If we see a substantial increase in the president’s job approval, to around 55 percent, Democrats win the Senate around 67 percent of the time, and pick up five seats. At 60 percent job approval, Democrats pick up eight seats, and control the Senate 94 percent of the time (this is different from what I found in 2014 because the model’s parameters have been re-estimated, there have been fewer Republican retirements than I anticipated, and problematic challengers, at least for now, haven’t really emerged).
Finally, we can run the model directly on a variety of job approval ratings, and estimate Democratic gains. This estimates that the president would have to improve his job approval to 46 percent for a Democratic takeover to be realistic, and to 53 percent for it to be more likely than not.
As always, there are caveats. First, there are probably too many states included. I included states classified as anything other than “Safe” by the Cook Political Report. In this instance, it includes California. In a normal electoral system, with a quality GOP candidate, you can see scenarios where Republicans win this seat at Obama’s current job approval. But neither is the case in California, and it is hard to see a Republican winning there (unless two Republicans sneak into the top-two primary). Likewise, the GOP’s recruiting failure in Colorado probably makes it much less likely to flip than the model suggests. Usually these cancel each other out (in other words, there are similar categorizations that help Democrats), but this cycle I can envision the Democratic long shots (Arizona, Georgia, Indiana and Missouri) flipping much more easily than I can Colorado or California.
In addition, the model does have some significant misses, which reminds us that candidates really do matter, even beyond the “damaged candidate” category I utilize. For example, the model cannot figure out how Kelly Ayotte won by 25 points in 2010, or how Lincoln Chafee managed to keep it relatively close in 2006. It rarely sees Heidi Heitkamp winning. So an unusually good recruiting season could push things toward Democrats; Maggie Hassan (pictured, with Hillary Clinton) probably has a better chance of winning in New Hampshire than “generic Democrat.”
We might also wonder whether open presidential seats work in the same fashion as seats where we have an incumbent running. Open elections still seem to be referenda on the incumbent, so it is probably the better assumption that Senate elections will function in the same manner. But it is nevertheless an assumption.

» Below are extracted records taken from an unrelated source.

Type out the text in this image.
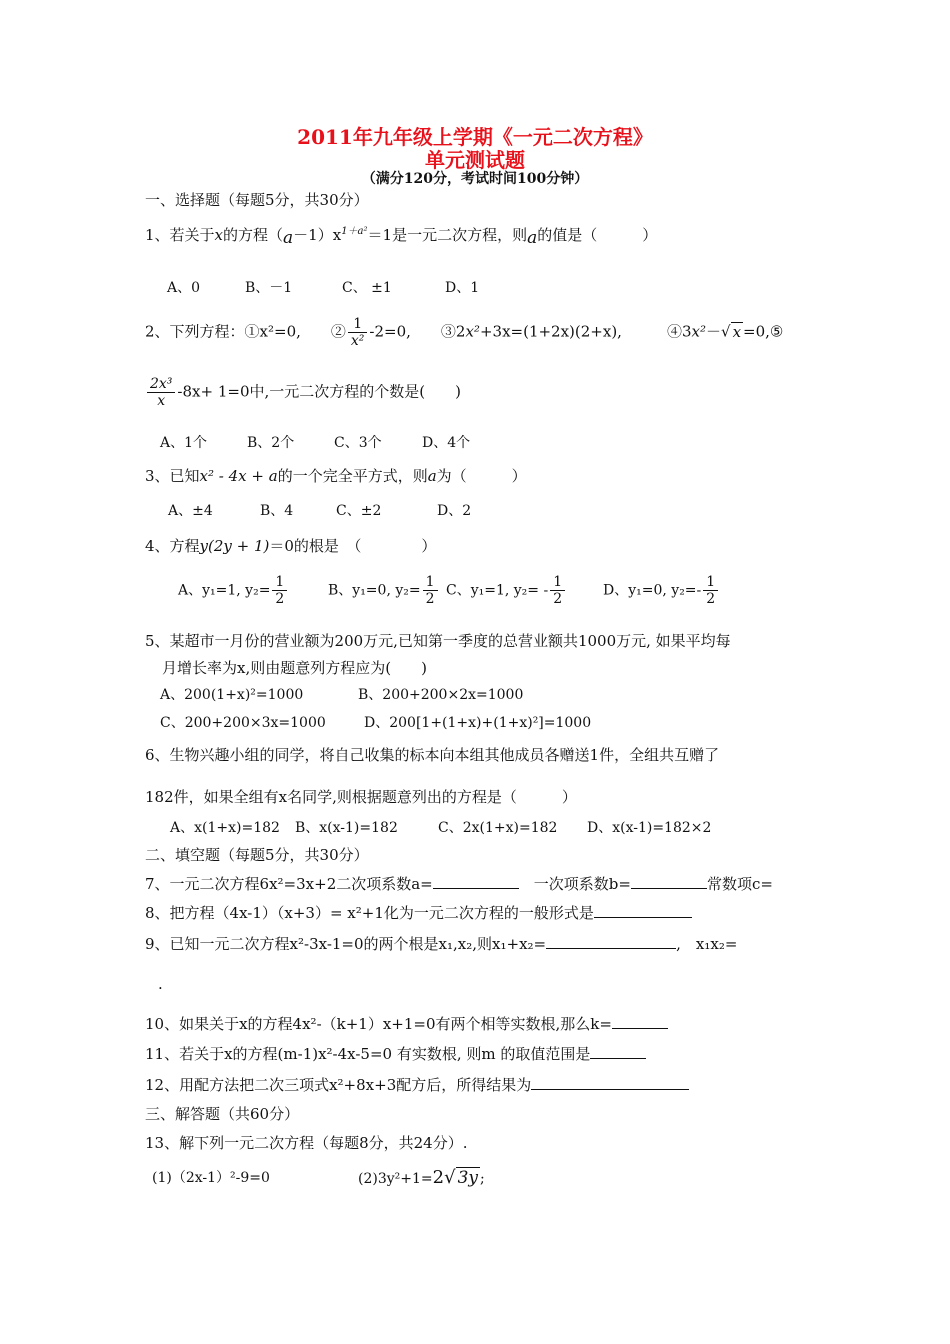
2011年九年级上学期《一元二次方程》
单元测试题
（满分120分，考试时间100分钟）
一、选择题（每题5分，共30分）
1、若关于x的方程$(a-1)x^{1+a^2}=1$是一元二次方程，则a的值是（　　　）
A、0	B、－1	C、 ±1	D、1
2、下列方程：①x²=0,　　② $\frac{1}{\text{x²}} -2=0$,　　③2x²+3x=(1+2x)(2+x),　　　④3x²－√ x =0,⑤
$\frac{\text{2x³}}{x} -8x+ 1=0$中,一元二次方程的个数是(　　)
A、1个	B、2个	C、3个	D、4个
3、已知x² - 4x + a的一个完全平方式，则a为（　　　）
A、±4	B、4	C、±2	D、2
4、方程y(2y + 1)＝0的根是　（　　　　）
A、y₁=1, $y_2= \frac{1}{2}$	B、y₁=0, $y_2= \frac{1}{2}$ C、y₁=1, $y_2= - \frac{1}{2}$	D、y₁=0, $y_2=- \frac{1}{2}$
5、某超市一月份的营业额为200万元,已知第一季度的总营业额共1000万元, 如果平均每
月增长率为x,则由题意列方程应为(　　)
A、200(1+x)²=1000	B、200+200×2x=1000
C、200+200×3x=1000	D、200[1+(1+x)+(1+x)²]=1000
6、生物兴趣小组的同学，将自己收集的标本向本组其他成员各赠送1件，全组共互赠了
182件，如果全组有x名同学,则根据题意列出的方程是（　　　）
A、x(1+x)=182 B、x(x-1)=182	C、2x(1+x)=182 D、x(x-1)=182×2
二、填空题（每题5分，共30分）
7、一元二次方程6x²=3x+2二次项系数a=	　一次项系数b=	常数项c=
8、把方程（4x-1）（x+3）= x²+1化为一元二次方程的一般形式是
9、已知一元二次方程x²-3x-1=0的两个根是x₁,x₂,则x₁+x₂=	,　x₁x₂=
.
10、如果关于x的方程4x²-（k+1）x+1=0有两个相等实数根,那么k=
11、若关于x的方程(m-1)x²-4x-5=0 有实数根, 则m 的取值范围是
12、用配方法把二次三项式x²+8x+3配方后，所得结果为
三、解答题（共60分）
13、解下列一元二次方程（每题8分，共24分）.
(1)（2x-1）²-9=0	(2)3y²+1=2√ 3y ;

Finally, we have to take seriously the possibility that a candidate like Donald Trump or Ted Cruz could damage Republican down-ticket candidates. While I believe that these candidates’ chances in the general election are probably understated by most pundits, they could turn this election into a real “choice” election, rather than the traditional referendum.
Overall, I do think this model probably overstates Republican chances somewhat. But I thought the same thing in 2014, and it proved to be spot on. But for now, the fact that Republicans have relatively few retirements in vulnerable seats provides them with a bit of a bulwark against a narrow Democratic win. But it isn’t a significant one, and an upsurge in Democratic fortunes could make it very difficult for Republicans to hold the Senate.